救い。宗教の基本的な観念の一つ。歴史上いろいろの形で現れるが、そこには共通の構造が認められる。すなわち、疾病、災厄、危難、罪責など、人間にとって否定的な事態によって生が脅かされるとき、そこから脱することで、正常な、よりよきあり方に復帰することである。仏教の解脱(げだつ)をはじめ、救済によほどする世間国語salvation(英語)、salut(フランス語)、Erlsung, Heil(ドイツ語)は、いずれもそうした解放や回復の意風味を含んでいる。解放はいわばその消極面であり、回復はその積極面をなすとみることもできる。

この点からすれば、すべての宗教はなんらかの形で救済の働きをもつものといえる。無料し、その実際の内容は、これだけではまだ一義的に明らかではない。たとえば肉体的疾患や穢(けがれ)などについては、未開?古代の宗教以来、占い(じゅじゅつ)、祈り、儀礼などによる対処が試みられてきたが、これらは現在ではかなりの部分が医療その他の合理的手立てによって決着されるようになり、宗教的な救いとは考えられないことが多い。否定的な事態への対処といっても、ノウハウ的、合理的に決着できるものは救済ではない。人力や人知でコントロールできない状況に対し、超合理的な対処がなされるとき、初入れ救済が成り立ち上がるのである。

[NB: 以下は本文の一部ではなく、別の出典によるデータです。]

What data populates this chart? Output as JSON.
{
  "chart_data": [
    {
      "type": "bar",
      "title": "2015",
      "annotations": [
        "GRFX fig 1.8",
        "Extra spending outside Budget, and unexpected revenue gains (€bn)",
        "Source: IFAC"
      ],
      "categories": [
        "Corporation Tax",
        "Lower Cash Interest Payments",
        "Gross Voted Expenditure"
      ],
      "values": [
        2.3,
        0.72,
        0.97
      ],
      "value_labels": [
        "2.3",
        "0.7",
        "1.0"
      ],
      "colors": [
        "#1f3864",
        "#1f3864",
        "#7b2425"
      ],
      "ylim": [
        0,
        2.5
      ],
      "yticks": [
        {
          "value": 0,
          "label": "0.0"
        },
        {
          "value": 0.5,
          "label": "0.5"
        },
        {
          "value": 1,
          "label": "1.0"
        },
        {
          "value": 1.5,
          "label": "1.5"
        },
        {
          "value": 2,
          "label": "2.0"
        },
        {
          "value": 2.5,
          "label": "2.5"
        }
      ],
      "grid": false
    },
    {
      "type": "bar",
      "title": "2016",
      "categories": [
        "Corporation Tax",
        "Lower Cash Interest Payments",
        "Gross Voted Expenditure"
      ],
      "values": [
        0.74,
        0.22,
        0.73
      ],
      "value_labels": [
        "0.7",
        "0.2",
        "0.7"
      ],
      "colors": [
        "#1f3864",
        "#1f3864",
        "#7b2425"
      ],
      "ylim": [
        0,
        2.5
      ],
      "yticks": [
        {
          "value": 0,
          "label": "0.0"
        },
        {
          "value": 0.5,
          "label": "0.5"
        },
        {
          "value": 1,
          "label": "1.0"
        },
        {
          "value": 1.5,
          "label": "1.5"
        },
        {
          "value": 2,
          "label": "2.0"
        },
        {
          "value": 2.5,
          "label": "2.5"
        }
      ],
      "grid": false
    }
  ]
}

以上は広義での救済であるが、これに対して狭義かつ本来の意風味での救済は、仏教やキ書き出した教などの世界宗教や、一部の新宗教にみられるものをさす。これらの宗教では、否定的な事態は無料個別的、偶然的なものにとどまらず、むしろ世界と人間の本性に密着したものとされ、その包括的な克服が説かれる。仏教の煩悩(ぼんのう)、キ書き出した教の原罪の教えはその典型であろう。同場合に、それまでのように特定の民族などでない個人が、そして他方では全人種が、潜在的な救済対象となってくる。

この狭義での救済にも、さらにいくつかの型が分けられる。当然一般的なのは、なんらかの神格や救済主をたて、その恩恵、助力によって悪、罪、死などからの解放を追求する行き方である。キ書き出した教をはじめとする有神的宗教や、仏教のなかでも浄土(じょうど)教はこの型に属する。超人間的な力ないし存在を想定し、それへの帰依(きえ)や祈りにより救われることを追求する点で、それはいわゆる他力の、また最狭義の救済である。これに対し、初期仏教や禅などにみられるように、自らの修行や経験を便秘気味て解放を遂げるという方角もある。これはいわば自己救済といえよう。